The spherical and oblate models cost the same: both trace the same code path, which handles an arbitrary projected ellipse. The ringed model is roughly an order of magnitude slower per in-transit point. That is the price of the extra geometry solved at every timestep: intersections between the planet, both ring edges, and the stellar limb, plus up to five boundary-integral terms instead of one (see engine.ringed_transit). Reducing this gap is a known optimization target.

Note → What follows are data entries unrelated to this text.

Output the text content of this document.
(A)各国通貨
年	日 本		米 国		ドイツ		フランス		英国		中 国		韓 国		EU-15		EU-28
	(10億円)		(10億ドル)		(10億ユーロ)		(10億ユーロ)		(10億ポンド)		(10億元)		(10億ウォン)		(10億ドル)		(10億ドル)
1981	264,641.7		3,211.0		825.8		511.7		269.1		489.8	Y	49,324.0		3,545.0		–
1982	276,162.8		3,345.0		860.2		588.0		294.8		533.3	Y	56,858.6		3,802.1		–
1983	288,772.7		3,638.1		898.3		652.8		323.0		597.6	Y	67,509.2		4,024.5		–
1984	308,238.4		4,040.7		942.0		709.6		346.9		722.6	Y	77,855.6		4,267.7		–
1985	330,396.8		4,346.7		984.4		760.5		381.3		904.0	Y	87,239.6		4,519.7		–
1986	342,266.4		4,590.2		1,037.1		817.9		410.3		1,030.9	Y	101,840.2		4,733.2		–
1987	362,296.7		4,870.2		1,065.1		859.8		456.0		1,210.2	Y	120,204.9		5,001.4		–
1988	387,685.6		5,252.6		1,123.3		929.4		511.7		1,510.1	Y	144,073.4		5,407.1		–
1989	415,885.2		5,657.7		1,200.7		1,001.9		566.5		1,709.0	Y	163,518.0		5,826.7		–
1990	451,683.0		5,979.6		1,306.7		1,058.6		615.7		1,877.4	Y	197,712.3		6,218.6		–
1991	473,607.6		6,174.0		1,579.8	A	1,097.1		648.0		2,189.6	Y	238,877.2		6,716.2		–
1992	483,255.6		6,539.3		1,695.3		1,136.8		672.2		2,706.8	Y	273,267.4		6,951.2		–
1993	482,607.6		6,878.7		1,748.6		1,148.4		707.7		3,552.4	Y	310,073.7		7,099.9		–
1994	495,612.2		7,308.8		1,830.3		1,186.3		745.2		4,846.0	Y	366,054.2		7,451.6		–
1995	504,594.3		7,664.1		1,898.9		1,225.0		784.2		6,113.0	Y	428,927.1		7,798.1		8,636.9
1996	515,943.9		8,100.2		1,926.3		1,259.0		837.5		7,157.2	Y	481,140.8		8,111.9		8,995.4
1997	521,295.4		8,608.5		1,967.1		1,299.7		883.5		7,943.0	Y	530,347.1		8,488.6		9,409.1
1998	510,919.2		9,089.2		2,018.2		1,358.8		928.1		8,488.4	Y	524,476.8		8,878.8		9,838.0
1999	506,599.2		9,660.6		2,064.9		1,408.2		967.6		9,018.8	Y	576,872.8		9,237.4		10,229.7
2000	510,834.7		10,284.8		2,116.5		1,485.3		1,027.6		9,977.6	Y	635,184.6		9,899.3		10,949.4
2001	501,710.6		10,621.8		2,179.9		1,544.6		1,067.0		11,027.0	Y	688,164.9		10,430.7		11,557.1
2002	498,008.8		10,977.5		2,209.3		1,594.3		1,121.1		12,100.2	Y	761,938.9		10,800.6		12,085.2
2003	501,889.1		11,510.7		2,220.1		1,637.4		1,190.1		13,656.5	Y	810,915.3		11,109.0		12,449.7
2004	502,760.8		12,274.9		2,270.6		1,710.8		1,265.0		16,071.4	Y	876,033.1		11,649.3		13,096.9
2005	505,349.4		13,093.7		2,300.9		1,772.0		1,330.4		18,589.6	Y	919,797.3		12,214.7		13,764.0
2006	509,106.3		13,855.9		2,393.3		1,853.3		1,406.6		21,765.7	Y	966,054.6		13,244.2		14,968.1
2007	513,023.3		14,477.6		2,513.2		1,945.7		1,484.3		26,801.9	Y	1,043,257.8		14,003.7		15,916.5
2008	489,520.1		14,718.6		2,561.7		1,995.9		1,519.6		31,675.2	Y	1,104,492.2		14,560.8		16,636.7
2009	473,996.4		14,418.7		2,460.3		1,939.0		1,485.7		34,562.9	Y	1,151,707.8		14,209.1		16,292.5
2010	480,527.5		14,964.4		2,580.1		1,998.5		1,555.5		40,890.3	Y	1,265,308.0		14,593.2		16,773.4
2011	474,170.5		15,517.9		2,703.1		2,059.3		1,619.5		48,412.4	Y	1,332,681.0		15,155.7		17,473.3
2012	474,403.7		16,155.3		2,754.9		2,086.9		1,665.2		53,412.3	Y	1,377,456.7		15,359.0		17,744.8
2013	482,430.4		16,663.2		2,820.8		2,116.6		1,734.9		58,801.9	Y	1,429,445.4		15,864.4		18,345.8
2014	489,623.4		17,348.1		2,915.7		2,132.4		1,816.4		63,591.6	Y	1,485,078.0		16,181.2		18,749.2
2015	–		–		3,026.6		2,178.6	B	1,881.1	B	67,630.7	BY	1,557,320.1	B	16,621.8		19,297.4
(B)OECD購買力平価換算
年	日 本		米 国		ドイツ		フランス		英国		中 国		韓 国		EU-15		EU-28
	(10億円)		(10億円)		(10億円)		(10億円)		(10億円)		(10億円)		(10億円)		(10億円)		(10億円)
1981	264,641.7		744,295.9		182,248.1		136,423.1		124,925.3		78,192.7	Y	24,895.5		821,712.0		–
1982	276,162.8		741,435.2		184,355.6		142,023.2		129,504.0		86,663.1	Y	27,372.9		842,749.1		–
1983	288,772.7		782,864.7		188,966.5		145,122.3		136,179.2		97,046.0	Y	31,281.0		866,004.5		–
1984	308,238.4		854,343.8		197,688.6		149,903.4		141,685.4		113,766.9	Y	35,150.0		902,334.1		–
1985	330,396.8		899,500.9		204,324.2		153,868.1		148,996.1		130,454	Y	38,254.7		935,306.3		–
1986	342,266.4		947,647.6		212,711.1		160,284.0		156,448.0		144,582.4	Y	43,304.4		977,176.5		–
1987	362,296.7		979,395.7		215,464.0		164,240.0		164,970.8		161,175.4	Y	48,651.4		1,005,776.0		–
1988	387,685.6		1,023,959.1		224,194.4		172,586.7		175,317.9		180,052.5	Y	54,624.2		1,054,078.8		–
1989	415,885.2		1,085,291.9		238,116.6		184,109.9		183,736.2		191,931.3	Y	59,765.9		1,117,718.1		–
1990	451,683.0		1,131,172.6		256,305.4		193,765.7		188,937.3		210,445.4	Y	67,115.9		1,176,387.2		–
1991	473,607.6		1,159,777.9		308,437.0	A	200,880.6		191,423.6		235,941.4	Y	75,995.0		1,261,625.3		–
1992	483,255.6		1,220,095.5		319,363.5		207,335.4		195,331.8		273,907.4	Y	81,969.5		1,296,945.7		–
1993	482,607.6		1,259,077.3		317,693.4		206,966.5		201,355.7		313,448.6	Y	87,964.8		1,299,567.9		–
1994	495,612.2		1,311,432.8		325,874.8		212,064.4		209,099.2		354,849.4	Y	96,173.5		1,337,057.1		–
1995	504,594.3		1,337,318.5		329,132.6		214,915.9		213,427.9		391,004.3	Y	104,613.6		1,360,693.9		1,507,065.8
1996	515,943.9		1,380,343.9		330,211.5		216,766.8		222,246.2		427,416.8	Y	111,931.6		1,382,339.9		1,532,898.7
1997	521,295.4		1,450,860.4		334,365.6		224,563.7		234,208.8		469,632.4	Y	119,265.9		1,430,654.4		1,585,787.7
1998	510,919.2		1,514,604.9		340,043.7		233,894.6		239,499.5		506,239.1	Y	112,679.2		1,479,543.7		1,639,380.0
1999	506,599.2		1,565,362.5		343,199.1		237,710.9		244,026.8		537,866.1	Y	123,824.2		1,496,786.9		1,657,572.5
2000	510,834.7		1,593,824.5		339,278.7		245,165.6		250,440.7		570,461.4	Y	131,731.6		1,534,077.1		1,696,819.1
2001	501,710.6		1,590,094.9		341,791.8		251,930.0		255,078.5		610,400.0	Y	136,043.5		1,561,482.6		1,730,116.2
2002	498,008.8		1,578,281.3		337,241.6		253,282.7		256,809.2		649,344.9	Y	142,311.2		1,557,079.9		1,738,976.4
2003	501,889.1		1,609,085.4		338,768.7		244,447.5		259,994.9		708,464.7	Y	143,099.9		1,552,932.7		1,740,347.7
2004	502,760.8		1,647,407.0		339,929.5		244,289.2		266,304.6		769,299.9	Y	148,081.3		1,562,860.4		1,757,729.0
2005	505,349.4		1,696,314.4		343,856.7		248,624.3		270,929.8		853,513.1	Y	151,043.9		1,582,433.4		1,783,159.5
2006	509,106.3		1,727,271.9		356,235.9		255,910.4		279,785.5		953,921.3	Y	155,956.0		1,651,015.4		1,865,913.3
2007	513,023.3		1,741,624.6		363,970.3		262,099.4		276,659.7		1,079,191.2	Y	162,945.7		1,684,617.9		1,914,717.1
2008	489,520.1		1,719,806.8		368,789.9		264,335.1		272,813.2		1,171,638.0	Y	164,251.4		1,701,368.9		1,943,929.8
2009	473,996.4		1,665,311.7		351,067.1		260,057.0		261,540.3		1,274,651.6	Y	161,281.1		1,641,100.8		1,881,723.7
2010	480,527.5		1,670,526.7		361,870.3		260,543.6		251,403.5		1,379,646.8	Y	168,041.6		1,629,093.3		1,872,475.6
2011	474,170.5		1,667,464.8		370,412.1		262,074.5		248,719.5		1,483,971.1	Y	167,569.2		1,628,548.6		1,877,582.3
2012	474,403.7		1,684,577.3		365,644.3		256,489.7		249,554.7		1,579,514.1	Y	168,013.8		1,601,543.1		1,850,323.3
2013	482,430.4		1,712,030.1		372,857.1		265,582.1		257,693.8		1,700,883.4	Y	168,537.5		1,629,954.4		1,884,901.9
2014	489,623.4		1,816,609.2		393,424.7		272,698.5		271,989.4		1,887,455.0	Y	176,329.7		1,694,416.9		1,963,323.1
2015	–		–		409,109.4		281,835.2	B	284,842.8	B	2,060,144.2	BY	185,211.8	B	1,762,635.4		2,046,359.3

Out-of-transit points are nearly free#

Every timestep is first checked against a bounding circle around the planet + ring; points that cannot be in transit skip the solver entirely. Here is the same ringed system evaluated at 1,000 points spread over a window about six times wider than the transit, so only ~17% of the points are in transit:

[11]:
times_wide = jnp.linspace(-2.5, 2.5, 1000)
ringed_wide = RingedSystem(
    times=times_wide, ring_inner_r=0.15, ring_outer_r=0.3, **base
)

first_call(ringed_wide.lightcurve)
wide_ms = per_call(ringed_wide.lightcurve)
print(f"1000 points, all in transit:  {forward_times['ringed']:.2f} ms")
print(f"1000 points, ~17% in transit: {wide_ms:.2f} ms")
1000 points, all in transit:  49.58 ms
1000 points, ~17% in transit: 10.36 ms

The cost scales with the number of in-transit points, not the total number of points, so densely-sampled baseline does not slow the model down much.

Gradients#

Both classes wrap lightcurve in a custom_vjp that computes derivatives via forward-mode differentiation (one Jacobian column per input parameter), which is far faster here than naive reverse-mode. The cost therefore grows with the number of parameters you differentiate with respect to. We’ll time the gradient of a scalar summary of the lightcurve with respect to two parameters for each model:

[12]:
spherical = systems["spherical"]
ringed = systems["ringed"]


def spherical_loss(params):
    return jnp.sum(spherical.lightcurve(params))


def ringed_loss(params):
    return jnp.sum(ringed.lightcurve(params))


spherical_params = {"r": jnp.array([0.1]), "i": jnp.array([jnp.pi / 2 - 0.01])}
ringed_params = {"r": jnp.array([0.1]), "ring_outer_r": jnp.array([0.3])}

grad_cases = {
    "spherical": (jax.jit(jax.grad(spherical_loss)), spherical_params),
    "ringed": (jax.jit(jax.grad(ringed_loss)), ringed_params),
}

print(f"{'model':<12}{'compile + first call [s]':>26}{'per call [ms]':>16}")
for name, (grad_fn, params) in grad_cases.items():
    compile_s = first_call(lambda: grad_fn(params))
    steady_ms = per_call(lambda: grad_fn(params))
    print(f"{name:<12}{compile_s:>26.2f}{steady_ms:>16.2f}")
model         compile + first call [s]   per call [ms]
spherical                         0.83            5.06
ringed                            2.39           80.61

Summary#

  • The spherical and oblate models cost the same; expect a few ms per 1,000 in-transit points on a CPU.

  • The ringed model costs roughly 15-20x the planet-only model per in-transit point. Out-of-transit points are masked and nearly free for all models.

  • Gradients via the built-in custom_vjp cost a small multiple of a forward evaluation (roughly 1.7x here with two parameters), and that multiple grows with the number of parameters being differentiated since each adds a Jacobian column. Differentiating with respect to a handful of parameters is cheap; differentiating with respect to dozens is not.

  • Compilation is a one-time cost per (system, number of timesteps) combination – under a second for the forward models, a few seconds for gradients.